In developing areas such as Africa, an AID network is a solution to creating metro- and rural-area Internet wireless infrastructure rapidly and without the difficulties of building land-line-connected cell towers.

Cellphone networks connect cell towers with land line connections to each other and to an Internet wired backhaul. An AID network needs to connect wirelessly to a) client cellphones and the Internet of Things and b) to a radio ground-station connected to an Internet wired backhaul. The radio ground-station is the crux of the difficulties I foresee.

The ground-station requires radio spectrum to communicate up to and down from the AID network. It represents a new demand on the over-burdened and highly political use of the electromagnetic spectrum. Where does the spectrum come from, whose ox is gored, and how are the skids greased?  Think lobbying.

Moreover, the incumbent cable and wireless ISPs (i.e., Comcast, Verizon, AT&T, Sprint, Dish, et al) are not likely to give up their near monopolies on Internet access by devices, homes, and businesses without a knockdown, drag-out political fight followed by years of litigation.
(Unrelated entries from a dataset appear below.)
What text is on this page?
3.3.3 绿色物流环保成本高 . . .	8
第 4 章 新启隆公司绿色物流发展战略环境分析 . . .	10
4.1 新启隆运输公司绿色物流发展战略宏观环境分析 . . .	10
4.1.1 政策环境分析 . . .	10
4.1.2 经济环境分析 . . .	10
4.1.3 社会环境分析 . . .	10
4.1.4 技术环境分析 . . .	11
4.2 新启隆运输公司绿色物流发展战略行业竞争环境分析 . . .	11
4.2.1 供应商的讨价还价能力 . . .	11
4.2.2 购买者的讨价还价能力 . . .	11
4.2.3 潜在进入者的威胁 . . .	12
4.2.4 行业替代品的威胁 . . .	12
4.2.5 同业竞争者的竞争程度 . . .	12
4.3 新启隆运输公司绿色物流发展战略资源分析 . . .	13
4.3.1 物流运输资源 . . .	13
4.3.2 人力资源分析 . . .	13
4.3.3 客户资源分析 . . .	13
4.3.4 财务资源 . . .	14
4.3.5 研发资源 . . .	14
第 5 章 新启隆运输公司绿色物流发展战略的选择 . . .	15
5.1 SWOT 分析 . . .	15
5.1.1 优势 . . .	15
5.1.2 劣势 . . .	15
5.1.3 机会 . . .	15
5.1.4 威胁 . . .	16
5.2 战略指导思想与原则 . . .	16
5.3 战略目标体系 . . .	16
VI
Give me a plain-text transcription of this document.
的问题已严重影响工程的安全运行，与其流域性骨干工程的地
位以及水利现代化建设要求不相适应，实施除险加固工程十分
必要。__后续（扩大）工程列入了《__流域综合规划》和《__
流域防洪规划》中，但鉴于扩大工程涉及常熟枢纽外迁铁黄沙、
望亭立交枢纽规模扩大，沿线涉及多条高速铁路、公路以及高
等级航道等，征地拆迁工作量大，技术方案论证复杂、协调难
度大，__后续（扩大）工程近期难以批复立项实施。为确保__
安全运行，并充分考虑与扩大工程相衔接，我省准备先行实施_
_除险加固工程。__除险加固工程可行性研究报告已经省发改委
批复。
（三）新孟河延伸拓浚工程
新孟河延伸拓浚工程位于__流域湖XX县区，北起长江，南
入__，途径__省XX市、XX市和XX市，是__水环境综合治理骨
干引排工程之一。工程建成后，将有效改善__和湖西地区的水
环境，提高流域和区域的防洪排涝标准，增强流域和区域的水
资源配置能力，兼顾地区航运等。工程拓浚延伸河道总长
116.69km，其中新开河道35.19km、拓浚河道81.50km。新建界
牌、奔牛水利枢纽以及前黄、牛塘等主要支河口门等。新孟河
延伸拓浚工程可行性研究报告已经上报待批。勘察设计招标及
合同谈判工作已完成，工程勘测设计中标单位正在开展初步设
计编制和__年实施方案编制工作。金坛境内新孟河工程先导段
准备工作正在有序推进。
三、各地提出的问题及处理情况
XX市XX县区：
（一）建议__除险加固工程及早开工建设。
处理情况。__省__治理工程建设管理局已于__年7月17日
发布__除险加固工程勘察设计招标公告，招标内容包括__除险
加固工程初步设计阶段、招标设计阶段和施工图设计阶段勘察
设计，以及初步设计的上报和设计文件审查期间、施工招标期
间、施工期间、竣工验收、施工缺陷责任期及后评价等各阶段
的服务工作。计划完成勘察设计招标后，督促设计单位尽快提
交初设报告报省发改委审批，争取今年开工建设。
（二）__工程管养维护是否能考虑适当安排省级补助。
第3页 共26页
Add citizen privacy related to drone picture taking to this highly volatile Internet-industrial-complex wireless food fight and you can expect great spectator sport. Although in developing countries, the issue will be described as “drone spying by the NSA”.

Like many, I would greatly appreciate and even pay more for better wireless coverage and higher wireless device bandwidth. First, Google and Facebook have to solve the real technology problems of getting the AIDs into the sky. Second, they have to muscle a (much needed) rethink of wireless spectrum use and the roles of future ISPs through the political sausage factory, and nail down the new spectrum they need. Combined, this is a heavy lift.

So, with a sigh of regret, I suspect it will be quite a while before I can say “My ISP is a Solar-Powered Drone.”